Pair Trading with Ford and Avalue Technology

The main advantage of trading using opposite Ford and Avalue Technology positions is that it hedges away some unsystematic risk. Because of two separate transactions, even if Ford position performs unexpectedly, Avalue Technology can make up some of the losses. Pair trading also minimizes risk from directional movements in the market. For example, if an entire industry or sector drops because of unexpected headlines, the short position in Avalue Technology will offset losses from the drop in Avalue Technology's long position.

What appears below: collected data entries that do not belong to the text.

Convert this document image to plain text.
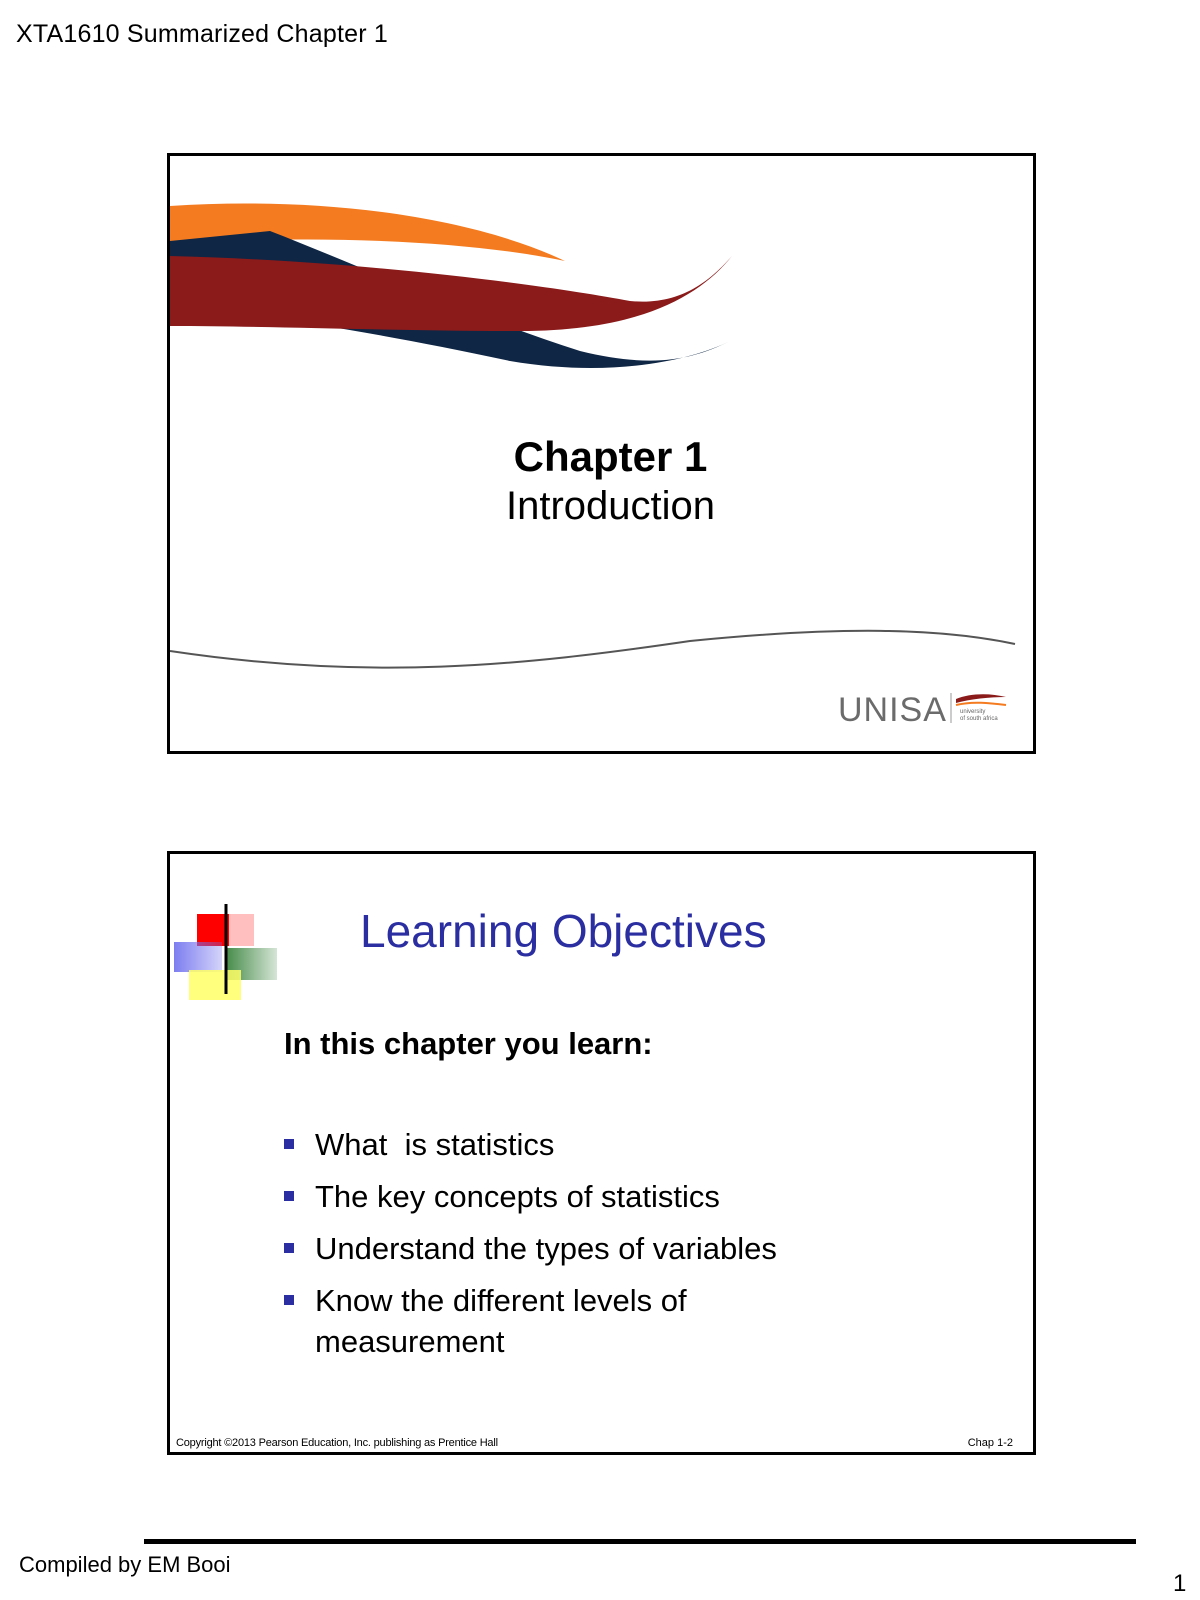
XTA1610 Summarized Chapter 1
Chapter 1
Introduction
UNISA university
of south africa
Learning Objectives
In this chapter you learn:
What  is statistics
The key concepts of statistics
Understand the types of variables
Know the different levels of measurement
Copyright ©2013 Pearson Education, Inc. publishing as Prentice Hall	Chap 1-2
Compiled by EM Booi
1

The idea behind Ford Motor and Avalue Technology pairs trading is to make the combined position market-neutral, meaning the overall market's direction will not affect its win or loss (or potential downside or upside). This can be achieved by designing a pairs trade with two highly correlated stocks or equities that operate in a similar space or sector, making it possible to obtain profits through simple and relatively low-risk investment.
Check out your portfolio center.
Note that this page's information should be used as a complementary analysis to find the right mix of equity instruments to add to your existing portfolios or create a brand new portfolio. You can also try the Fundamental Analysis module to view fundamental data based on most recent published financial statements.